LinuxLists.cc - Re: [PATCH 2/9] x86/asm/entry/32: Use PUSH instructions to build pt

2015-04-01 08:51:50

Subject: Re: [PATCH 2/9] x86/asm/entry/32: Use PUSH instructions to build pt_regs on stack

* Denys Vlasenko <[email protected]> wrote:

> This mimics the recent similar 64-bit change.
> Saves ~110 bytes of code.
>
> Patch was run-tested on 32 and 64 bits, Intel and AMD CPU.
> I also looked at the diff of entry_64.o disassembly, to have
> a different view of the changes.

The other important question would be: what performance difference (if
any) did you observe before/after the change?

Thanks,

Ingo

2015-04-01 13:13:26

by Denys Vlasenko

[permalink] [raw]

Subject: Re: [PATCH 2/9] x86/asm/entry/32: Use PUSH instructions to build pt_regs on stack

On 04/01/2015 10:51 AM, Ingo Molnar wrote:
>
> * Denys Vlasenko <[email protected]> wrote:
>
>> This mimics the recent similar 64-bit change.
>> Saves ~110 bytes of code.
>>
>> Patch was run-tested on 32 and 64 bits, Intel and AMD CPU.
>> I also looked at the diff of entry_64.o disassembly, to have
>> a different view of the changes.
>
> The other important question would be: what performance difference (if
> any) did you observe before/after the change?

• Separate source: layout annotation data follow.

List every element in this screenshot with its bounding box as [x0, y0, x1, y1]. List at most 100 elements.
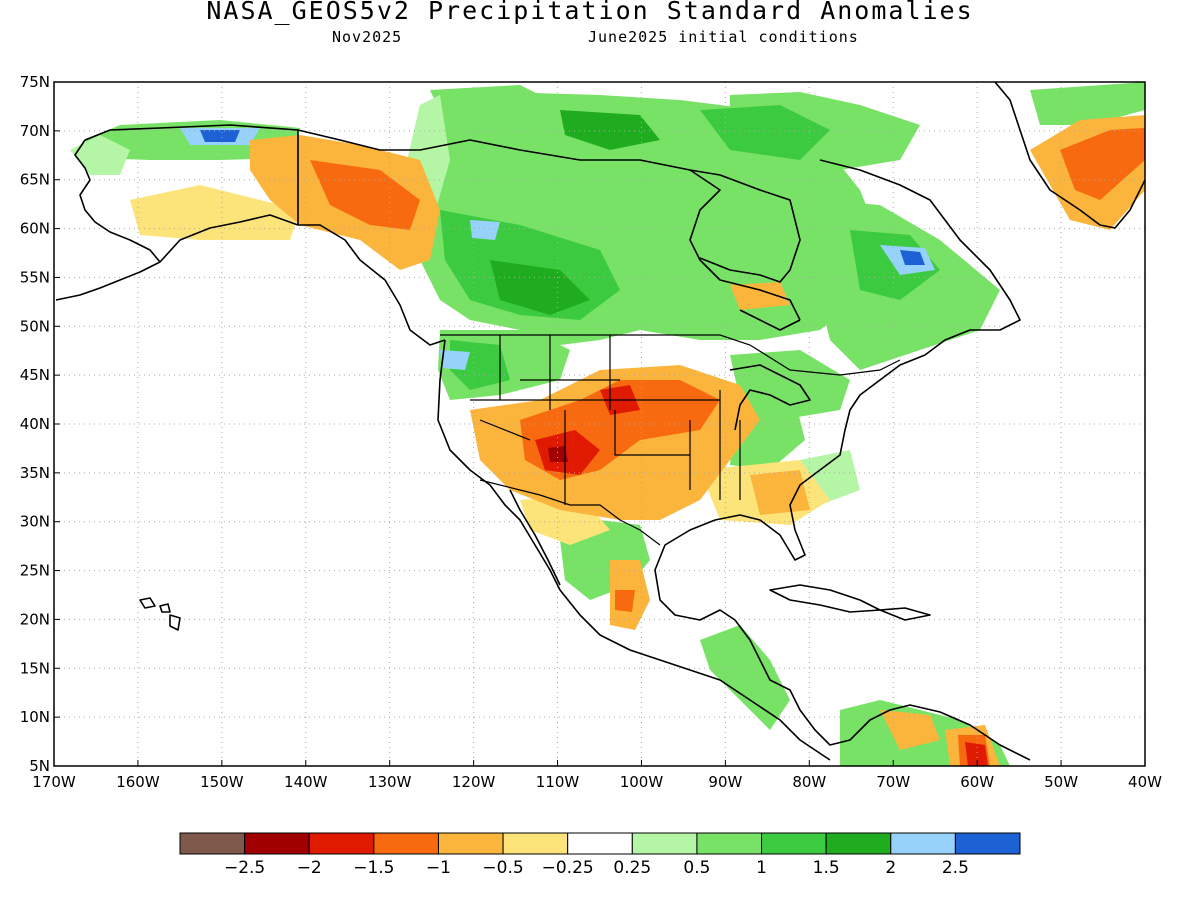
colorbar-label: 2 [885, 858, 896, 878]
lat-tick-label: 40N [20, 415, 50, 433]
anomaly-area-nunavut-very-wet [560, 110, 660, 150]
colorbar-swatch [761, 832, 827, 855]
lat-tick-label: 10N [20, 708, 50, 726]
anomaly-area-greenland-moderate-dry [1060, 128, 1145, 200]
anomaly-area-bc-moderate-dry [310, 160, 420, 230]
anomaly-area-alaska-north-max-wet [200, 130, 240, 142]
anomaly-fields [70, 82, 1145, 766]
colorbar-label: 0.25 [613, 858, 651, 878]
colorbar-swatch [502, 832, 569, 855]
lat-tick-label: 70N [20, 122, 50, 140]
lon-tick-label: 50W [1044, 773, 1078, 791]
anomaly-area-ontario-dry [730, 282, 790, 310]
lat-tick-label: 5N [29, 757, 50, 775]
initial-conditions-label: June2025 initial conditions [588, 28, 859, 46]
anomaly-area-alaska-light-wet [70, 135, 130, 175]
lat-tick-label: 20N [20, 610, 50, 628]
anomaly-area-arizona-strong-dry [535, 430, 600, 475]
hudson-bay-coastline [689, 169, 801, 283]
lon-tick-label: 90W [708, 773, 742, 791]
colorbar-swatch [954, 832, 1021, 855]
us-canada-border [440, 334, 901, 376]
lat-tick-label: 50N [20, 317, 50, 335]
lat-tick-label: 15N [20, 659, 50, 677]
anomaly-area-alberta-extreme-wet [470, 220, 500, 240]
map-grid [54, 82, 1145, 766]
political-borders [440, 334, 901, 546]
colorbar [179, 832, 1021, 855]
colorbar-swatch [308, 832, 375, 855]
anomaly-area-mexico-moderate-dry [615, 590, 635, 612]
gulf-coastline [654, 519, 751, 641]
colorbar-label: −0.25 [542, 858, 594, 878]
anomaly-area-washington-extreme-wet [440, 350, 470, 370]
anomaly-area-arizona-extreme-dry [548, 446, 568, 462]
lat-tick-label: 30N [20, 513, 50, 531]
colorbar-label: −0.5 [482, 858, 523, 878]
lat-tick-label: 60N [20, 220, 50, 238]
lon-tick-label: 40W [1128, 773, 1162, 791]
colorbar-label: 0.5 [683, 858, 710, 878]
colorbar-label: 1 [756, 858, 767, 878]
lon-tick-label: 70W [876, 773, 910, 791]
lat-tick-label: 55N [20, 268, 50, 286]
colorbar-swatch [373, 832, 439, 855]
colorbar-swatch [179, 832, 246, 855]
anomaly-area-great-lakes-wet [730, 350, 850, 420]
anomaly-area-guiana-strong-dry [965, 742, 988, 766]
lon-tick-label: 60W [960, 773, 994, 791]
lon-tick-label: 160W [116, 773, 160, 791]
labrador-coastline [819, 159, 1021, 396]
lon-tick-label: 150W [200, 773, 244, 791]
lon-tick-label: 110W [536, 773, 580, 791]
lat-tick-label: 35N [20, 464, 50, 482]
colorbar-label: −2 [297, 858, 322, 878]
coastlines [55, 82, 1145, 761]
anomaly-area-arctic-islands-wet [430, 85, 560, 125]
baja-coastline [509, 489, 561, 586]
anomaly-area-georgia-dry [750, 470, 810, 515]
anomaly-area-quebec-max-wet [900, 250, 925, 265]
lat-tick-label: 65N [20, 171, 50, 189]
lon-tick-label: 120W [452, 773, 496, 791]
hawaii-coastline [139, 597, 181, 631]
anomaly-area-central-america-wet [700, 625, 790, 730]
anomaly-area-greenland-wet [1030, 82, 1145, 125]
greenland-coastline [994, 82, 1145, 229]
colorbar-label: −1 [426, 858, 451, 878]
colorbar-swatch [696, 832, 763, 855]
lon-tick-label: 140W [284, 773, 328, 791]
lat-tick-label: 25N [20, 562, 50, 580]
lon-tick-label: 130W [368, 773, 412, 791]
longitude-labels: 170W 160W 150W 140W 130W 120W 110W 100W 90W 80W 70… [32, 773, 1162, 791]
anomaly-area-venezuela-dry [880, 710, 940, 750]
map-title: NASA_GEOS5v2 Precipitation Standard Anom… [206, 0, 974, 25]
lon-tick-label: 170W [32, 773, 76, 791]
colorbar-swatch [631, 832, 698, 855]
lon-tick-label: 80W [792, 773, 826, 791]
great-lakes-coastline [729, 364, 811, 431]
central-america-coastline [749, 639, 1031, 761]
axis-ticks [53, 81, 1146, 767]
colorbar-swatch [890, 832, 956, 855]
forecast-month: Nov2025 [332, 28, 403, 46]
lon-tick-label: 100W [620, 773, 664, 791]
colorbar-label: −1.5 [353, 858, 394, 878]
colorbar-labels: −2.5 −2 −1.5 −1 −0.5 −0.25 0.25 0.5 1 1.5 2 2.5 [224, 858, 969, 878]
anomaly-area-alaska-light-dry [130, 185, 300, 240]
colorbar-label: −2.5 [224, 858, 265, 878]
cuba-coastline [769, 584, 881, 613]
colorbar-label: 1.5 [813, 858, 840, 878]
hispaniola-coastline [879, 607, 931, 621]
lat-tick-label: 75N [20, 73, 50, 91]
anomaly-area-hudson-strong-wet [700, 105, 830, 160]
lat-tick-label: 45N [20, 366, 50, 384]
colorbar-swatch [825, 832, 892, 855]
alaska-coastline [55, 124, 446, 346]
us-mexico-border [479, 479, 661, 546]
anomaly-area-saskatchewan-very-wet [490, 260, 590, 315]
state-borders [470, 335, 741, 505]
colorbar-swatch [437, 832, 504, 855]
colorbar-swatch [567, 832, 633, 855]
us-east-coastline [714, 394, 861, 561]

I did not measure it then.

At the moment I don't have AMD CPUs here, cant benchmark
32-bit syscall-based codepath.

On a Sandy Bridge CPU (IOW: sysenter codepath) -

Before: 78.57 ns per getpid
After: 76.90 ns per getpid

It's better than I thought it would be.
Probably because this load:

movl ASM_THREAD_INFO(TI_sysenter_return, %rsp, 0), %r10d

has been moved up by the patch (happens sooner).

2015-04-01 13:21:11

by Ingo Molnar

[permalink] [raw]

Subject: Re: [PATCH 2/9] x86/asm/entry/32: Use PUSH instructions to build pt_regs on stack

* Denys Vlasenko <[email protected]> wrote:

> On 04/01/2015 10:51 AM, Ingo Molnar wrote:
> >
> > * Denys Vlasenko <[email protected]> wrote:
> >
> >> This mimics the recent similar 64-bit change.
> >> Saves ~110 bytes of code.
> >>
> >> Patch was run-tested on 32 and 64 bits, Intel and AMD CPU.
> >> I also looked at the diff of entry_64.o disassembly, to have
> >> a different view of the changes.
> >
> > The other important question would be: what performance difference (if
> > any) did you observe before/after the change?
>
> I did not measure it then.
>
> At the moment I don't have AMD CPUs here, cant benchmark
> 32-bit syscall-based codepath.
>
> On a Sandy Bridge CPU (IOW: sysenter codepath) -
>
> Before: 78.57 ns per getpid
> After: 76.90 ns per getpid
>
> It's better than I thought it would be.
> Probably because this load:
>
> movl ASM_THREAD_INFO(TI_sysenter_return, %rsp, 0), %r10d
>
> has been moved up by the patch (happens sooner).

There's also less I$ used, and in straight, continuous spots, which
should result in less cache misses in the very common "the kernel's
code is cache cold" situation that syscall entry operates under - and
that's not captured by your benchmark.

So it's a good change.

Thanks,

Ingo

2015-04-01 13:55:22

by Borislav Petkov

[permalink] [raw]

Subject: Re: [PATCH 2/9] x86/asm/entry/32: Use PUSH instructions to build pt_regs on stack

On Wed, Apr 01, 2015 at 03:12:50PM +0200, Denys Vlasenko wrote:
> At the moment I don't have AMD CPUs here, cant benchmark
> 32-bit syscall-based codepath.

You could send me your measuring tool - I'll run it on AMD.

--
Regards/Gruss,
Boris.

ECO tip #101: Trim your mails when you reply.
--